В Театре наций сыграли премьеру «Честного афериста» по Вальтеру Газенклеверу
Искандер Сакаев, режиссер Альметьевского драматического театра, был приглашен на постановку в Театр наций после того, как его спектакль «Ромео и Джульетта» стал обладателем Гран-при XII фестиваля театров малых городов России. Выбрав текст одного из самых известных драматургов довоенной Германии Вальтера Газенклевера, молодой режиссер сочинил один из самых лихих и стильных спектаклей столицы.
В историю русского театра пьеса Газенклевера уже вписана хотя бы потому, что в 1928 году в роли Гарри Компаса на сцене дебютировал Ростислав Плятт. «Играл я там, в сущности, самого себя, – вспоминал артист, – только пришлось научиться танцевать модный тогда чарльстон. Для меня этот случай имел огромное значение: я впервые репетировал с Юрием Завадским, овладевал очень острым рисунком роли, привыкал к сцене, к общению со старшими партнерами, приобретал некоторую технику».

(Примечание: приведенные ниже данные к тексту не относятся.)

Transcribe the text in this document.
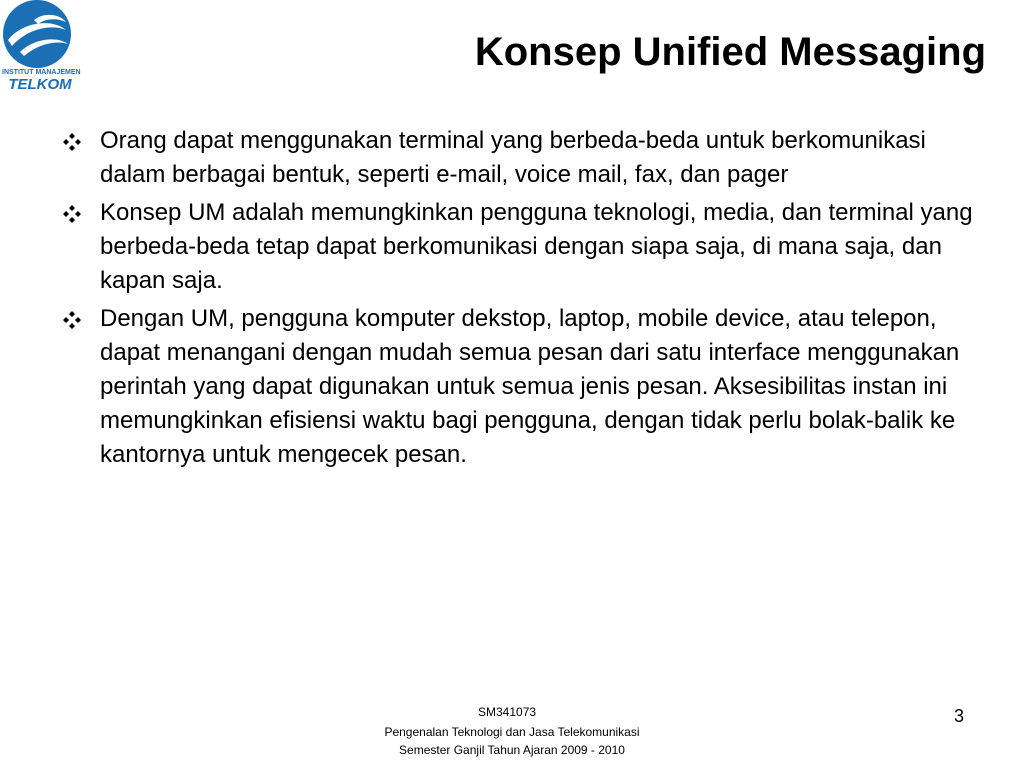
INSTITUT MANAJEMEN
TELKOM
Konsep Unified Messaging
Orang dapat menggunakan terminal yang berbeda-beda untuk berkomunikasi dalam berbagai bentuk, seperti e-mail, voice mail, fax, dan pager
Konsep UM adalah memungkinkan pengguna teknologi, media, dan terminal yang berbeda-beda tetap dapat berkomunikasi dengan siapa saja, di mana saja, dan kapan saja.
Dengan UM, pengguna komputer dekstop, laptop, mobile device, atau telepon, dapat menangani dengan mudah semua pesan dari satu interface menggunakan perintah yang dapat digunakan untuk semua jenis pesan. Aksesibilitas instan ini memungkinkan efisiensi waktu bagi pengguna, dengan tidak perlu bolak-balik ke kantornya untuk mengecek pesan.
SM341073
Pengenalan Teknologi dan Jasa Telekomunikasi
Semester Ganjil Tahun Ajaran 2009 - 2010
3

Можно предположить, что начинавшего строить свой театр Юрия Завадского немецкая новинка отца-основателя стиля экспрессионизма привлекла именно своей острой сценической формой. Постановщик лично искал гримы исполнителей. Скажем, Дмитрий Фивейский, игравший дельца Компаса, был загримирован в стиле рисунков Гросса: «Лысый парик, переходивший в жирную шею, орлиный нос, солидные роговые очки, сигара во рту – все. Ни бровей, ни морщин». А красавице Вере Марецкой Завадский помог создать «гротесковый образ пожилой немки, этакой престарелой кокетки, заплывшей жиром, с замысловатыми кудряшками жидких волос, с уморительными воркующими интонациями шепелявого голоса».
Спектакль получился яркий, смешной, саркастичный и неожиданно человечный. История внезапной любви дочери банкира и брачного афериста, сдвоенная с любовью сына Гарри к служанке, развивалась в синкопированном ритме чарльстона. А гротескная заостренность приемов не мешала публике воспринимать персонажей как узнаваемых типажей московской нэпмановской жизни.
Искандер Сакаев вводит в свой спектакль и знание дальнейшей судьбы автора – Газенклевер покончил с собой в 1940 году во французском лагере для интернированных близ Экс-Прованса, чтобы не попасть в руки нацистов.
На малой сцене Театра наций выстроена еще одна сценическая площадка на колесиках. Все объяснения, драки, семейные разборки происходят именно на этом пятачке (три на три метра). Актеры легко перемещают ее в огороженном полотняными щитами квадрате действия, приводя в ход систему тормозов.
Персонажи одеты в затейливые черно-белые асимметричные костюмы. Имя сценографа (она же художник по костюмам) стоит запомнить – Дина Тарасенко.
Жанр спектакля можно определить как «экспрессионистский кафешантан». Актерами выстроен острогротескный рисунок. Люди-куклы с явственно тикающим часовым механизмом внутри обсуждают планы, пьют воображаемый чай, сходятся в стилизованной драке, крутят друг друга в танцевальных па. Каждая реплика четко привязана к конкретному жесту: взмах ноги, сброшенная шляпка, стук передвигаемых ящиков в конторе Мебиуса.
Дмитрий Сердюк выступает одновременно конферансье, который объявляет имя автора, название пьесы, анонсирует чередование сцен, и Секретарем афериста. Владимир Калисанов играет одновременно дельца Компаса и сыщика фон Шметау. Наталья Ноздрина выходит горничной Алиной, пикантно соблазняющей хозяйского сына, и несчастной, обманутой брачным аферистом госпожой Шнютхен.
А центром спектакля становится лирический дуэт предприимчивой девицы Лии Компас – Анастасии Прониной и честного афериста Мебиуса – Дениса Яковлева. Лихой темп первой встречи задается жестким режиссерским рисунком. Весь балет взаимного соблазнения – перекрестный огонь взглядов, соблазнительных поз, страстных вздохов – поставлен Искандером Сакаевым легко, иронично, выразительно. Но и внезапно вспыхнувшая, уже не наигранная, неподдельная тяга друг к другу двух молодых красивых людей сыграна обоими исполнителями тонко и достоверно.
«Хорошо сделанная комедия» – жанр, где ничего не стоит впасть в пошлость и кич. Но Искандеру Сакаеву удалось выдержать стиль, ритм, напор сумасшедшего сватовства. И главное – за нехитрыми перипетиями комедии положений дать подспудно растущее чувство тревоги, обреченности, близящейся катастрофы, в волнах которой скоро исчезнут все кукольные персонажи и создавший их драматург.